In tegenstelling tot zijn ambtsvoorgangers ontbeert minister Leers in zekere zin deze autonome en zelfstandige bevoegdheid. Dit blijkt heel duidelijk uit het gedoogakkoord. Op pagina 7 van dit akkoord staat:
Bij vergunningverlening op grond van toepassing van de discretionaire bevoegdheid zal terughoudendheid het uitgangspunt zijn.
Met toepassing van discretionaire bevoegdheid kan de minister in schrijnende gevallen overgaan tot vergunningverlening. Het is in de praktijk natuurlijk niet voorzienbaar hoeveel schrijnende gevallen zich zullen voordoen. Het kunnen 100 per jaar zijn of 1.000. Wie zal het weten. Het gaat erom dat de minister bevoegd is zijn vrije beslissingsruimte toe te passen en wel net zo vaak als hij het nodig acht. In de wet, artikel 3.4, derde lid Vreemdelingenbesluit 2000, is aan de minister de discretionaire bevoegdheid gegeven en begrijpelijkerwijs zonder enige beperking of terughoudendheid.
Gebleken is dat minister Leers in het eerste jaar van zijn ministerschap beduidend minder gebruik heeft gemaakt van zijn discretionaire bevoegdheid in vergelijking met zijn ambtsvoorgangers (in totaal 41 keer).

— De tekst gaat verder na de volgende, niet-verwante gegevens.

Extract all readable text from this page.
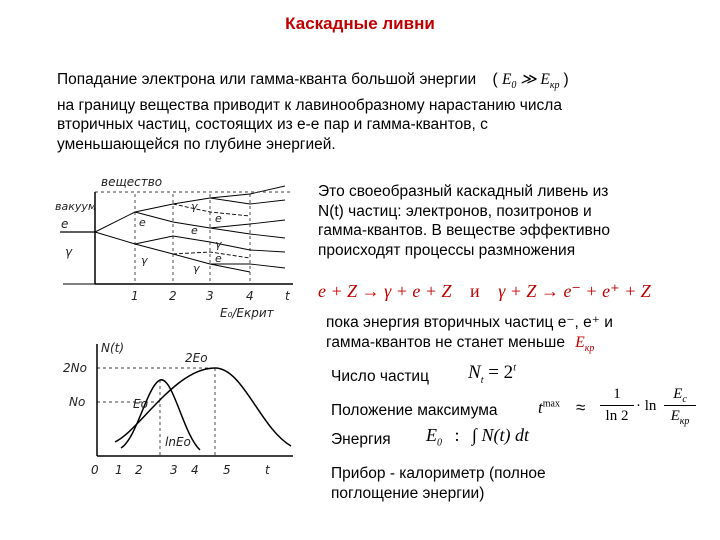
Каскадные ливни
Попадание электрона или гамма-кванта большой энергии ( $E_0$ ≫ $E_{кр}$ )
на границу вещества приводит к лавинообразному нарастанию числа
вторичных частиц, состоящих из е-е пар и гамма-квантов, с
уменьшающейся по глубине энергией.
вещество
вакуум
e
γ
e
γ
γ
e
γ
e
γ
e
1	2 3	4	t
E₀/Eкрит
N(t)
2No
No
2Eo
Eo
lnEo
0 1 2 3 4 5	t
Это своеобразный каскадный ливень из
N(t) частиц: электронов, позитронов и
гамма-квантов. В веществе эффективно
происходят процессы размножения
e + Z → γ + e + Z и γ + Z → e⁻ + e⁺ + Z
пока энергия вторичных частиц е⁻, е⁺ и
гамма-квантов не станет меньше $E_{кр}$
Число частиц $N_t = 2^t$
Положение максимума $t^{max}$ ≈
1
ln 2
· ln
$E_c$
$E_{кр}$
Энергия $E_0$ : ∫ N(t) dt
Прибор - калориметр (полное
поглощение энергии)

Dit is ook niet zonder reden. Immers, terughoudendheid is hier het uitgangspunt. Het valt niet te ontkennen dat door deze passage uit het gedoogakkoord de vrije beslissingsruimte van de minister behoorlijk is ingeperkt. Het is tegen alle beginselen van behoorlijk bestuur wanneer de minister moet handelen volgens een leidraad (gedoogakkoord) waarin terughoudendheid als uitgangspunt wordt gesteld.
Ik heb zelf ruim vijf jaar gewerkt bij de Directie Migratiebeleid, waaraan minister Leers leiding geeft. In de praktijk werkt het zo dat als de minister van mening is dat bij een vreemdeling sprake is van een schrijnende situatie, dan zoekt hij met zijn creatieve ambtenaren naar de bijpassende argumenten om gebruik te maken van zijn discretionaire bevoegdheid om aan die persoon een verblijfsvergunning te verlenen. Wat schrijnend is, staat niet vast. De minister mag het zelf helemaal invullen. Ook in de zaak van Mauro had hij dit dus kunnen doen. Sterker nog, de rechtbank Amsterdam had al in zijn uitspraak in de zaak Mauro alle ingrediënten aangereikt om aan te tonen dat Mauro in Nederland mag blijven. Maar minister Leers ging tegen die uitspraak in beroep bij de Raad van State. En misschien moest hij dat doen van Wilders. Overigens, Raad van State mag geen volle inhoudelijke toetsing doen in vreemdelingenzaken, maar dat kan de minister wel.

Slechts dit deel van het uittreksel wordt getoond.